En bref

  • La France publie sa feuille de route cybersécurité pour la période 2026-2027, avec un accent fort sur la détection proactive et l'identité numérique.
  • Tous les ministères devront déployer l'authentification multifacteur sur leurs systèmes critiques avant février 2027.
  • Le déploiement d'EDR/XDR sur l'ensemble des postes et serveurs de l'État est prévu d'ici fin 2026.

Ce qui s'est passé

L'État français vient de publier sa feuille de route cybersécurité pour la période 2026-2027, un document stratégique qui traduit un changement de posture majeur, selon LeMagIT. Plutôt que de réagir aux incidents après coup, le plan mise sur la surveillance proactive et la résilience opérationnelle comme piliers de la défense numérique nationale.

Le volet identité et accès occupe une place centrale. Les ministères ont l'obligation de déployer l'authentification multifacteur (MFA) sur tous les systèmes d'information critiques avant février 2027, puis sur l'ensemble des systèmes début 2028. Le mécanisme ProConnect sera généralisé pour remplacer les comptes locaux par une fédération d'identité permettant une révocation uniforme des accès. Cette approche répond directement aux attaques par vol d'identifiants qui restent le vecteur d'intrusion le plus courant dans le secteur public.

Côté détection, la feuille de route fixe un objectif ambitieux : le déploiement de solutions EDR ou XDR sur l'ensemble des postes de travail et serveurs de l'État d'ici la fin 2026. La migration vers le cloud est désormais encadrée comme la mise en place d'un nouveau système d'information, nécessitant une approbation préalable. Enfin, les plans de continuité d'activité devront faire l'objet de tests annuels systématiques, et la feuille de route anticipe déjà la menace quantique avec des travaux préparatoires sur la cryptographie post-quantique.

Pourquoi c'est important

Cette feuille de route marque un tournant pour la cybersécurité de l'État français. Jusqu'ici, la posture était largement réactive : on détectait les incidents, on colmatait les brèches. Le passage à une surveillance proactive avec des outils EDR/XDR sur chaque poste représente un investissement massif mais nécessaire face à des attaquants étatiques de plus en plus sophistiqués.

L'obligation de MFA pour les systèmes critiques est un signal fort. De nombreuses administrations fonctionnent encore avec des authentifications simples, ce qui les rend vulnérables aux campagnes de phishing ciblé. Le calendrier est serré — février 2027 pour les systèmes critiques — mais réaliste si les budgets suivent.
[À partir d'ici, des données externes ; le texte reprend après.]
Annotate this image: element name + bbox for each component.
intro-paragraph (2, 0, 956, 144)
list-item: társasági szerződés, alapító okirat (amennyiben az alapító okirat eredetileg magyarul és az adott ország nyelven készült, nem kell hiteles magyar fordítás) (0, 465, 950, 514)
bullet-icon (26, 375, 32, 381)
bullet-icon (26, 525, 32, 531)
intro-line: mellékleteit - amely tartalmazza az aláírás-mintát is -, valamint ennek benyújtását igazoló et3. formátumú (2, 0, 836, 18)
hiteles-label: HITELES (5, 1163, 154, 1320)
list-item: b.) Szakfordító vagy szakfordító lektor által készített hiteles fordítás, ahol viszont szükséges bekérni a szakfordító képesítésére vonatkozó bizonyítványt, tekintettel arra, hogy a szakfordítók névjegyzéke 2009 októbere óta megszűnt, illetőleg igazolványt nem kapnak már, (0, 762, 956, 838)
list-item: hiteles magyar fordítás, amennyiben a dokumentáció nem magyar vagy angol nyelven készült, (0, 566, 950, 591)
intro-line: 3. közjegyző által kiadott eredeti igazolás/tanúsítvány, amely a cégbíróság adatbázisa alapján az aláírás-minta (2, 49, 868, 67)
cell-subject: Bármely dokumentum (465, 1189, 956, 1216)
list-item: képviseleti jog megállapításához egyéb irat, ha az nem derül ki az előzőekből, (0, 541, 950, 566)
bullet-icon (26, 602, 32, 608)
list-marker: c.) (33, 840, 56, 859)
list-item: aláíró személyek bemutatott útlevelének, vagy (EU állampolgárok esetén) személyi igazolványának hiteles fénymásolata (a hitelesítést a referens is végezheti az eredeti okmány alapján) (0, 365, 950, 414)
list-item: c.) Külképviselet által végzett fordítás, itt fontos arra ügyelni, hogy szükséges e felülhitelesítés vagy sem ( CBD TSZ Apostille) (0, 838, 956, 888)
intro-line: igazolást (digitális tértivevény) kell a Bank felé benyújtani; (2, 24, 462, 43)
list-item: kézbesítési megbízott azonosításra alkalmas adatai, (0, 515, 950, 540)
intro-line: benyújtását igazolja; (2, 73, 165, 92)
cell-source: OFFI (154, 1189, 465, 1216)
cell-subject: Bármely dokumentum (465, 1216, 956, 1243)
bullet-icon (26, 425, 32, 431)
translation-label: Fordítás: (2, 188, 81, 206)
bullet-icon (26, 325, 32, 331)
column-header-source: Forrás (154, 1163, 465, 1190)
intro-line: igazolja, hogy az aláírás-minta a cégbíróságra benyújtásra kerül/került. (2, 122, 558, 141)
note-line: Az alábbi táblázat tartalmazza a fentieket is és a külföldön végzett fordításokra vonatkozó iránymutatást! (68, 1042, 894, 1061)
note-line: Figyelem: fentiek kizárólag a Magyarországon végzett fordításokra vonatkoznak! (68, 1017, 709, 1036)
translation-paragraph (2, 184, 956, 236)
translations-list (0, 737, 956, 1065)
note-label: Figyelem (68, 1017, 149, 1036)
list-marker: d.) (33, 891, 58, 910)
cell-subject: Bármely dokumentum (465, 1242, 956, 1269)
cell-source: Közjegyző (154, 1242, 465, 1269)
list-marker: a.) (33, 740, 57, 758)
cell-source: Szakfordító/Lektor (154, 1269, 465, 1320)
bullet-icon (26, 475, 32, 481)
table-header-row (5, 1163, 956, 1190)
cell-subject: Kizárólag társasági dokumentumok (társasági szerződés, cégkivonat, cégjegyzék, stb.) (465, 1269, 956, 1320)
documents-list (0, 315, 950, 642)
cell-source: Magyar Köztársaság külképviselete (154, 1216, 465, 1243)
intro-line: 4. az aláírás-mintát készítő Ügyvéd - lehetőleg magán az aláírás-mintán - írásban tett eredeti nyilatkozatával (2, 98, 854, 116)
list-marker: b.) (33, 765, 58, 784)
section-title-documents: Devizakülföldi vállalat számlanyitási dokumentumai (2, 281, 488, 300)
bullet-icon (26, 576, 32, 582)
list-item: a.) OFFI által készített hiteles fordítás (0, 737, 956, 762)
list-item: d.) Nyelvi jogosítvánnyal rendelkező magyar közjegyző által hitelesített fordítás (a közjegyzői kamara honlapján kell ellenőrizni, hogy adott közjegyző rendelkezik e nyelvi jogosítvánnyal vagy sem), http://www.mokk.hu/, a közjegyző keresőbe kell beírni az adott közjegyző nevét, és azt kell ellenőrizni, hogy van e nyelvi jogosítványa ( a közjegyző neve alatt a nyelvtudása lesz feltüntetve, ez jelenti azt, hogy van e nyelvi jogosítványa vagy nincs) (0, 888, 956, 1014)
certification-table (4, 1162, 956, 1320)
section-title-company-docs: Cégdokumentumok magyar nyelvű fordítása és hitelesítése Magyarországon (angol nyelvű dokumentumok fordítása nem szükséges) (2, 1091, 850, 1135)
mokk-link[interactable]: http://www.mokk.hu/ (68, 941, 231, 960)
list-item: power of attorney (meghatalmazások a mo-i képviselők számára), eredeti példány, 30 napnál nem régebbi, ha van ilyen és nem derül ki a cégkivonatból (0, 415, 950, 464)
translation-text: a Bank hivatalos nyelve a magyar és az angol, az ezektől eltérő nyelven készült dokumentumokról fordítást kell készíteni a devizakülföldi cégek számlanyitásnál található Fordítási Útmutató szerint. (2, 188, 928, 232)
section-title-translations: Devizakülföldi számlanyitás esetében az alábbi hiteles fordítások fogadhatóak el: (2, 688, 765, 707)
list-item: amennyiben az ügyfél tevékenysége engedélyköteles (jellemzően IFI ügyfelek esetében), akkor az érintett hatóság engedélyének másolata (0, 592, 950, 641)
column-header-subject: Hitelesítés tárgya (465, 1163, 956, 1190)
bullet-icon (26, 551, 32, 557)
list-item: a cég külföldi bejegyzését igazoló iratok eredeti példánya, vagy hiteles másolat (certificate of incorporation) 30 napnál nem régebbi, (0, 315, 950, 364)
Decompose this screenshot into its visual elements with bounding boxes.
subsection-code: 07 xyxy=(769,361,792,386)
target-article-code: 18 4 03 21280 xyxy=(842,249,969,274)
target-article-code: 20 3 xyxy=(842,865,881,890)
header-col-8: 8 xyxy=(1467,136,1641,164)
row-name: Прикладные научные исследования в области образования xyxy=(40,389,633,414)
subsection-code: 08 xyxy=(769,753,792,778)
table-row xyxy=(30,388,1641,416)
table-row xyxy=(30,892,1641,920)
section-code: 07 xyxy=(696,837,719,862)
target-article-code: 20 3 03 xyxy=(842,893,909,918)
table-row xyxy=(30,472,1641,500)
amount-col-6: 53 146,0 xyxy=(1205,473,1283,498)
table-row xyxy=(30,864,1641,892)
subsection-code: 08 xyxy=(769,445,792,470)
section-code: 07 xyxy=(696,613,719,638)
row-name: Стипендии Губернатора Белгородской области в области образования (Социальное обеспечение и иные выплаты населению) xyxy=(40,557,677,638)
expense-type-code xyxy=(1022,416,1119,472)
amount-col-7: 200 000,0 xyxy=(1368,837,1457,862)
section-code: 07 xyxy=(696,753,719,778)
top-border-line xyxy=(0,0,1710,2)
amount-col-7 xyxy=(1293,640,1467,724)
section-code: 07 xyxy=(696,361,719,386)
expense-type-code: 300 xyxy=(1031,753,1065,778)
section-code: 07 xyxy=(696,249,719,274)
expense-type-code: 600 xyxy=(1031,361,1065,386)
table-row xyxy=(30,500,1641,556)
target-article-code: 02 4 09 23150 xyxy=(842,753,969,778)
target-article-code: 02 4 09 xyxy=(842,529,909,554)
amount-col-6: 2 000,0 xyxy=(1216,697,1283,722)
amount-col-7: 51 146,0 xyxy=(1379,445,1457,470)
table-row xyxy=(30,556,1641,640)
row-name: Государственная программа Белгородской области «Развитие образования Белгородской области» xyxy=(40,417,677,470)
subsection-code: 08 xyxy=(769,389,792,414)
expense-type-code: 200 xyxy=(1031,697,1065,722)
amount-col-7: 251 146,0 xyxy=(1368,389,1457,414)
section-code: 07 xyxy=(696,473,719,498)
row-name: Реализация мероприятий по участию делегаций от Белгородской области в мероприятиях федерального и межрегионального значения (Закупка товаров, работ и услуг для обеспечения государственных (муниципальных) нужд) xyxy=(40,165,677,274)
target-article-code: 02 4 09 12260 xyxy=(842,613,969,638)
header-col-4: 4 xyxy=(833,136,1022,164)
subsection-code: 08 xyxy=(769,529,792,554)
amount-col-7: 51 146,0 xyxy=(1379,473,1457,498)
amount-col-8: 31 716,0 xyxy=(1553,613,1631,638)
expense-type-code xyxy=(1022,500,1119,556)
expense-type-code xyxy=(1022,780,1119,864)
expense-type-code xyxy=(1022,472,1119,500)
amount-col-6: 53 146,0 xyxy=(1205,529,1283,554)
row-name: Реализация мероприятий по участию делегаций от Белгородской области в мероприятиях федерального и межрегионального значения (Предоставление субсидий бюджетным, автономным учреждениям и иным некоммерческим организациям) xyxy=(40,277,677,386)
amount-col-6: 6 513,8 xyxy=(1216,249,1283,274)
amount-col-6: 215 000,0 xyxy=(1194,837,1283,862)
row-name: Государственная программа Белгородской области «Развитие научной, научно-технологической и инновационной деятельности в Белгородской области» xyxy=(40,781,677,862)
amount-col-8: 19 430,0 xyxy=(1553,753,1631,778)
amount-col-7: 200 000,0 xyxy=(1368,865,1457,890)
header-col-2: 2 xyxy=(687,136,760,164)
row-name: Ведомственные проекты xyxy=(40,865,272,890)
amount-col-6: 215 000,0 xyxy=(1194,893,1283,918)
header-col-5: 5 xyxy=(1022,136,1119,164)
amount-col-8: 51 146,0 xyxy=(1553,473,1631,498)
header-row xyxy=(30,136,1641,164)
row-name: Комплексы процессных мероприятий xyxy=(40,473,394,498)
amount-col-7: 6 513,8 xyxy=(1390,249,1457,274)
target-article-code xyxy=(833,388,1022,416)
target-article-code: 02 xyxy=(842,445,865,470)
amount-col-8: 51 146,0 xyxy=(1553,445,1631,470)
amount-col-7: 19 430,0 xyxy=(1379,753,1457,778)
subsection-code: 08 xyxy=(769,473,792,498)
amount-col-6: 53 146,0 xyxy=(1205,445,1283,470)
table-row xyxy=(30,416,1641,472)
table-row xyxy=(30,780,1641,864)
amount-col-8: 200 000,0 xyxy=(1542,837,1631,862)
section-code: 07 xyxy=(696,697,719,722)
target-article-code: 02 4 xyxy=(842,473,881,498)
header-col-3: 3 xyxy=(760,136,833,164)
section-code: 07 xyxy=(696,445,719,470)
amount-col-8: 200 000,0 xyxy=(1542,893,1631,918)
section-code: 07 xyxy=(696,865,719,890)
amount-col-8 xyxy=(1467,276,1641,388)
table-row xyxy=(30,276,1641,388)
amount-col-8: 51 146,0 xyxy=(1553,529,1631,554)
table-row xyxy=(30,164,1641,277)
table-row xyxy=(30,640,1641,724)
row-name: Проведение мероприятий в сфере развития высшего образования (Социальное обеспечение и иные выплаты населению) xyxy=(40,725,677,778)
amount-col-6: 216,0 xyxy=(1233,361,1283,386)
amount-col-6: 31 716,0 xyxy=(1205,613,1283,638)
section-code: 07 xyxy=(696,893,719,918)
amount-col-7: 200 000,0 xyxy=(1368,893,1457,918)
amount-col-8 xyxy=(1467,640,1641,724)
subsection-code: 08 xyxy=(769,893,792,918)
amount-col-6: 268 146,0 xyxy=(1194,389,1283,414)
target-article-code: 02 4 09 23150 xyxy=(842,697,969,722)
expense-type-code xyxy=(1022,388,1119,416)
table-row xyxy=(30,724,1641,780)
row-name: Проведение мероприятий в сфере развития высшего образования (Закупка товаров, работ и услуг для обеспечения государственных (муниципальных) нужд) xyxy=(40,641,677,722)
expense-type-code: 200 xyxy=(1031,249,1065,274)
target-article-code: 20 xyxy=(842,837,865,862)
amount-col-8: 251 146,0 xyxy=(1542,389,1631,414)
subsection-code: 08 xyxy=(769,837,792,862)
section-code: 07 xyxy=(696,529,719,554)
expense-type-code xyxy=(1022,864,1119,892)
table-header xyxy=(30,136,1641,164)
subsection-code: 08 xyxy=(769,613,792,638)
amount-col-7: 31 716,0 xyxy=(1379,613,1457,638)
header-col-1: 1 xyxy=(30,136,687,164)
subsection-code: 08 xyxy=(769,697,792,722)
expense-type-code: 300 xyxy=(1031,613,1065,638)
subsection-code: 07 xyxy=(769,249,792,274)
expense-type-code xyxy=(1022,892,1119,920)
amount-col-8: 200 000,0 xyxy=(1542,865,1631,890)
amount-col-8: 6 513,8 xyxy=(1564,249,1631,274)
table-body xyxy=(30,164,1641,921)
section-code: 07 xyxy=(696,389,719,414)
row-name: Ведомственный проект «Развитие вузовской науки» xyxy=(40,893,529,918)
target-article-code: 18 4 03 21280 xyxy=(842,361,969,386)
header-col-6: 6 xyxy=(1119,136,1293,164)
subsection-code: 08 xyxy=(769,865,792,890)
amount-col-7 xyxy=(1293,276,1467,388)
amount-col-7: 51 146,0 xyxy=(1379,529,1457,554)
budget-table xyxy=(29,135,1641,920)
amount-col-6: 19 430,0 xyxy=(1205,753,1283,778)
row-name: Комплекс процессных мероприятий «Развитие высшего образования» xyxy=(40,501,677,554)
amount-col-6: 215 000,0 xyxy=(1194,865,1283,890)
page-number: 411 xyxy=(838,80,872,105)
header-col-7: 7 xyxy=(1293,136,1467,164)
L'anticipation de la menace quantique montre également une vision à long terme, alors que les experts estiment qu'un ordinateur quantique capable de casser RSA-2048 pourrait émerger d'ici 2030-2035. Pour les entreprises privées, cette feuille de route donne le cap : ce que l'État s'impose finira par devenir la norme attendue, notamment dans le cadre de la mise en conformité ISO 27001 et des exigences NIS2.

Ce qu'il faut retenir

  • MFA obligatoire sur tous les SI critiques de l'État avant février 2027 — les entreprises travaillant avec le secteur public devraient anticiper des exigences similaires.
  • EDR/XDR déployés sur 100 % des postes et serveurs d'ici fin 2026, signe d'un passage à la détection proactive.
  • La migration cloud est désormais traitée comme un nouveau SI, avec approbation préalable obligatoire — un frein volontaire au shadow IT dans les administrations.

Quel impact pour les entreprises privées travaillant avec l'État ?

Les prestataires et sous-traitants du secteur public devront probablement s'aligner sur ces exigences, notamment en matière de MFA et de gestion des accès. Les appels d'offres publics intégreront progressivement ces critères comme prérequis. Il est recommandé d'anticiper en déployant dès maintenant une authentification forte et des solutions de détection avancées sur vos propres systèmes.